А там уж почти все мои орелики заседают – обеденным перерывом среди ночи пользуются. Штефкают. Пиво тянут, от бутербродов с лососиной губы лоснятся. Анекдоты травят, трудовыми подвигами хвастают, гордятся, опытом производственным обмениваются. Ах, какой букет злодеев перебирали своими чистыми руками мои беззаветные бойцы! Каждое дело – конфета, украшение судебно-следственной практики, перл юриспруденции.
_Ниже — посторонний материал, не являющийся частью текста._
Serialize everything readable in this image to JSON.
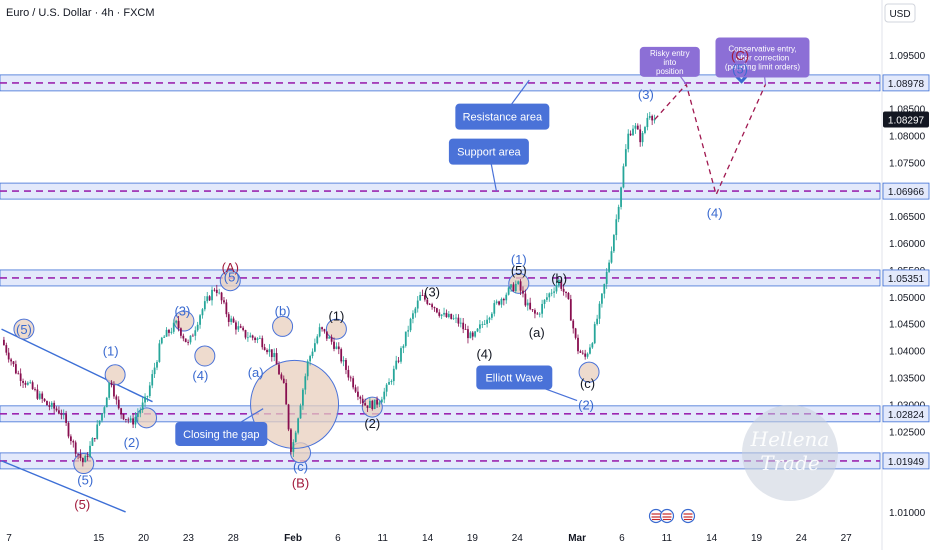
{
  "chart_data": {
    "type": "candlestick",
    "title": "Euro / U.S. Dollar · 4h · FXCM",
    "currency": "USD",
    "ylim": [
      1.0085,
      1.0985
    ],
    "y_ticks": [
      "1.09500",
      "1.08500",
      "1.08000",
      "1.07500",
      "1.06500",
      "1.06000",
      "1.05500",
      "1.05000",
      "1.04500",
      "1.04000",
      "1.03500",
      "1.03000",
      "1.02500",
      "1.01940",
      "1.01000"
    ],
    "x_ticks": [
      {
        "label": "7",
        "session": 0
      },
      {
        "label": "15",
        "session": 6
      },
      {
        "label": "20",
        "session": 9
      },
      {
        "label": "23",
        "session": 12
      },
      {
        "label": "28",
        "session": 15
      },
      {
        "label": "Feb",
        "session": 19
      },
      {
        "label": "6",
        "session": 22
      },
      {
        "label": "11",
        "session": 25
      },
      {
        "label": "14",
        "session": 28
      },
      {
        "label": "19",
        "session": 31
      },
      {
        "label": "24",
        "session": 34
      },
      {
        "label": "Mar",
        "session": 38
      },
      {
        "label": "6",
        "session": 41
      },
      {
        "label": "11",
        "session": 44
      },
      {
        "label": "14",
        "session": 47
      },
      {
        "label": "19",
        "session": 50
      },
      {
        "label": "24",
        "session": 53
      },
      {
        "label": "27",
        "session": 56
      }
    ],
    "levels": [
      {
        "price": 1.08978,
        "label": "1.08978",
        "kind": "resistance"
      },
      {
        "price": 1.06966,
        "label": "1.06966",
        "kind": "support"
      },
      {
        "price": 1.05351,
        "label": "1.05351",
        "kind": "zone"
      },
      {
        "price": 1.02824,
        "label": "1.02824",
        "kind": "zone"
      },
      {
        "price": 1.01949,
        "label": "1.01949",
        "kind": "zone"
      }
    ],
    "last_price": {
      "price": 1.08297,
      "label": "1.08297"
    },
    "price_path": [
      {
        "s": -0.5,
        "p": 1.042
      },
      {
        "s": 0.5,
        "p": 1.036
      },
      {
        "s": 1.5,
        "p": 1.033
      },
      {
        "s": 2.5,
        "p": 1.03
      },
      {
        "s": 3.5,
        "p": 1.0285
      },
      {
        "s": 4.3,
        "p": 1.0225
      },
      {
        "s": 5.0,
        "p": 1.019
      },
      {
        "s": 5.7,
        "p": 1.024
      },
      {
        "s": 6.3,
        "p": 1.029
      },
      {
        "s": 6.8,
        "p": 1.035
      },
      {
        "s": 7.3,
        "p": 1.029
      },
      {
        "s": 8.2,
        "p": 1.0265
      },
      {
        "s": 9.2,
        "p": 1.031
      },
      {
        "s": 10.2,
        "p": 1.042
      },
      {
        "s": 11.2,
        "p": 1.045
      },
      {
        "s": 12.0,
        "p": 1.041
      },
      {
        "s": 12.8,
        "p": 1.047
      },
      {
        "s": 13.8,
        "p": 1.052
      },
      {
        "s": 14.7,
        "p": 1.046
      },
      {
        "s": 15.7,
        "p": 1.043
      },
      {
        "s": 16.8,
        "p": 1.042
      },
      {
        "s": 17.7,
        "p": 1.039
      },
      {
        "s": 18.4,
        "p": 1.033
      },
      {
        "s": 18.9,
        "p": 1.021
      },
      {
        "s": 19.4,
        "p": 1.029
      },
      {
        "s": 20.0,
        "p": 1.038
      },
      {
        "s": 20.8,
        "p": 1.044
      },
      {
        "s": 21.8,
        "p": 1.041
      },
      {
        "s": 22.8,
        "p": 1.035
      },
      {
        "s": 23.8,
        "p": 1.03
      },
      {
        "s": 24.5,
        "p": 1.03
      },
      {
        "s": 25.3,
        "p": 1.033
      },
      {
        "s": 26.0,
        "p": 1.038
      },
      {
        "s": 26.8,
        "p": 1.045
      },
      {
        "s": 27.5,
        "p": 1.05
      },
      {
        "s": 28.2,
        "p": 1.049
      },
      {
        "s": 29.0,
        "p": 1.0465
      },
      {
        "s": 30.0,
        "p": 1.0455
      },
      {
        "s": 31.0,
        "p": 1.042
      },
      {
        "s": 32.0,
        "p": 1.0465
      },
      {
        "s": 33.0,
        "p": 1.05
      },
      {
        "s": 34.0,
        "p": 1.0525
      },
      {
        "s": 34.8,
        "p": 1.0475
      },
      {
        "s": 35.3,
        "p": 1.0465
      },
      {
        "s": 36.0,
        "p": 1.05
      },
      {
        "s": 36.8,
        "p": 1.053
      },
      {
        "s": 37.4,
        "p": 1.049
      },
      {
        "s": 38.0,
        "p": 1.0405
      },
      {
        "s": 38.5,
        "p": 1.0385
      },
      {
        "s": 39.0,
        "p": 1.042
      },
      {
        "s": 39.6,
        "p": 1.049
      },
      {
        "s": 40.1,
        "p": 1.056
      },
      {
        "s": 40.6,
        "p": 1.064
      },
      {
        "s": 41.0,
        "p": 1.072
      },
      {
        "s": 41.4,
        "p": 1.08
      },
      {
        "s": 41.8,
        "p": 1.082
      },
      {
        "s": 42.3,
        "p": 1.079
      },
      {
        "s": 42.8,
        "p": 1.0845
      },
      {
        "s": 43.2,
        "p": 1.083
      }
    ],
    "projection": [
      {
        "s": 43.2,
        "p": 1.083
      },
      {
        "s": 45.3,
        "p": 1.0895
      },
      {
        "s": 47.3,
        "p": 1.069
      },
      {
        "s": 50.6,
        "p": 1.0895
      }
    ],
    "trendlines": [
      {
        "from": {
          "s": -0.5,
          "p": 1.044
        },
        "to": {
          "s": 9.6,
          "p": 1.0305
        }
      },
      {
        "from": {
          "s": -0.5,
          "p": 1.0195
        },
        "to": {
          "s": 7.8,
          "p": 1.01
        }
      }
    ],
    "wave_labels": [
      {
        "text": "(5)",
        "s": 1.0,
        "p": 1.044,
        "color": "blue",
        "circle": true
      },
      {
        "text": "(1)",
        "s": 6.8,
        "p": 1.04,
        "color": "blue"
      },
      {
        "text": "(2)",
        "s": 8.2,
        "p": 1.023,
        "color": "blue"
      },
      {
        "text": "(3)",
        "s": 11.6,
        "p": 1.0475,
        "color": "blue"
      },
      {
        "text": "(4)",
        "s": 12.8,
        "p": 1.0355,
        "color": "blue"
      },
      {
        "text": "(5)",
        "s": 5.1,
        "p": 1.016,
        "color": "blue"
      },
      {
        "text": "(5)",
        "s": 4.9,
        "p": 1.0115,
        "color": "crimson"
      },
      {
        "text": "(A)",
        "s": 14.8,
        "p": 1.0555,
        "color": "crimson"
      },
      {
        "text": "(5)",
        "s": 14.9,
        "p": 1.0538,
        "color": "blue"
      },
      {
        "text": "(b)",
        "s": 18.3,
        "p": 1.0475,
        "color": "blue"
      },
      {
        "text": "(a)",
        "s": 16.5,
        "p": 1.036,
        "color": "blue"
      },
      {
        "text": "(c)",
        "s": 19.5,
        "p": 1.0185,
        "color": "blue"
      },
      {
        "text": "(B)",
        "s": 19.5,
        "p": 1.0155,
        "color": "crimson"
      },
      {
        "text": "(1)",
        "s": 21.9,
        "p": 1.0465,
        "color": "black"
      },
      {
        "text": "(2)",
        "s": 24.3,
        "p": 1.0265,
        "color": "black"
      },
      {
        "text": "(3)",
        "s": 28.3,
        "p": 1.051,
        "color": "black"
      },
      {
        "text": "(4)",
        "s": 31.8,
        "p": 1.0395,
        "color": "black"
      },
      {
        "text": "(5)",
        "s": 34.1,
        "p": 1.055,
        "color": "black"
      },
      {
        "text": "(1)",
        "s": 34.1,
        "p": 1.057,
        "color": "blue"
      },
      {
        "text": "(a)",
        "s": 35.3,
        "p": 1.0435,
        "color": "black"
      },
      {
        "text": "(b)",
        "s": 36.8,
        "p": 1.0535,
        "color": "black"
      },
      {
        "text": "(c)",
        "s": 38.7,
        "p": 1.034,
        "color": "black"
      },
      {
        "text": "(2)",
        "s": 38.6,
        "p": 1.03,
        "color": "blue"
      },
      {
        "text": "(3)",
        "s": 42.6,
        "p": 1.0877,
        "color": "blue"
      },
      {
        "text": "(4)",
        "s": 47.2,
        "p": 1.0657,
        "color": "blue"
      },
      {
        "text": "(5)",
        "s": 48.9,
        "p": 1.0925,
        "color": "blue"
      },
      {
        "text": "(C)",
        "s": 48.9,
        "p": 1.095,
        "color": "crimson"
      }
    ],
    "circles": [
      {
        "s": 1.0,
        "p": 1.044,
        "r": 10
      },
      {
        "s": 7.1,
        "p": 1.0355,
        "r": 10
      },
      {
        "s": 9.2,
        "p": 1.0275,
        "r": 10
      },
      {
        "s": 11.7,
        "p": 1.0455,
        "r": 10
      },
      {
        "s": 13.1,
        "p": 1.039,
        "r": 10
      },
      {
        "s": 14.8,
        "p": 1.053,
        "r": 10
      },
      {
        "s": 18.3,
        "p": 1.0445,
        "r": 10
      },
      {
        "s": 21.9,
        "p": 1.044,
        "r": 10
      },
      {
        "s": 24.3,
        "p": 1.0295,
        "r": 10
      },
      {
        "s": 34.1,
        "p": 1.0525,
        "r": 10
      },
      {
        "s": 38.8,
        "p": 1.036,
        "r": 10
      },
      {
        "s": 5.0,
        "p": 1.019,
        "r": 10
      },
      {
        "s": 19.5,
        "p": 1.021,
        "r": 10
      },
      {
        "s": 19.1,
        "p": 1.03,
        "r": 44
      }
    ],
    "callouts": [
      {
        "text": "Resistance area",
        "s": 33.0,
        "p": 1.0835,
        "w": 94,
        "h": 26,
        "pointer": {
          "s": 34.8,
          "p": 1.0903
        }
      },
      {
        "text": "Support area",
        "s": 32.1,
        "p": 1.077,
        "w": 80,
        "h": 26,
        "pointer": {
          "s": 32.6,
          "p": 1.0697
        }
      },
      {
        "text": "Elliott Wave",
        "s": 33.8,
        "p": 1.035,
        "w": 76,
        "h": 24,
        "pointer": {
          "s": 38.0,
          "p": 1.0307
        }
      },
      {
        "text": "Closing the gap",
        "s": 14.2,
        "p": 1.0245,
        "w": 92,
        "h": 24,
        "pointer": {
          "s": 17.0,
          "p": 1.0292
        }
      },
      {
        "text": "Risky entry into position",
        "s": 44.2,
        "p": 1.0937,
        "w": 60,
        "h": 30,
        "pointer": {
          "s": 45.3,
          "p": 1.0895
        },
        "small": true
      },
      {
        "text": "Conservative entry, after correction (pending limit orders)",
        "s": 50.4,
        "p": 1.0945,
        "w": 94,
        "h": 40,
        "pointer": {
          "s": 50.6,
          "p": 1.0895
        },
        "small": true
      }
    ],
    "watermark": [
      "Hellena",
      "Trade"
    ]
  },
  "colors": {
    "band_fill": "#e3e9fb",
    "band_border": "#3d6fd6",
    "band_dash": "#9c27b0",
    "projection": "#a01850",
    "bull": "#26a69a",
    "bear": "#880e4f",
    "callout": "#4a72d8",
    "callout_purple": "#8c6fd6",
    "wave_blue": "#3a6ad0",
    "wave_crimson": "#a21a3c",
    "wave_black": "#131722",
    "circle_fill": "#e8cfbd",
    "circle_stroke": "#4a72d8",
    "last_price_bg": "#131722"
  }
}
Оперуполномоченный Маркачев разбирался всерьез с историком Августом Соломоновичем Тоннелем. Маркачев уже неделю выяснял у этого умника, кто – с антисоветской клеветнической целью – поручил ему извратить слова Маркса о нашей славной истории. Вопрос, конечно, упирался не в Маркса, нам на этого волосатого рэбу положить с прибором, но дурак Тоннель неправильно и всуе помянул имя Паханово. Тоннель сказал у себя на кафедре, что, к сожалению, из-за незнания товарищем Сталиным иностранных языков выставился вождь в ложном свете, поскольку неквалифицированные переводчики подсунули ему в доклад безграмотно переведенные слова Маркса.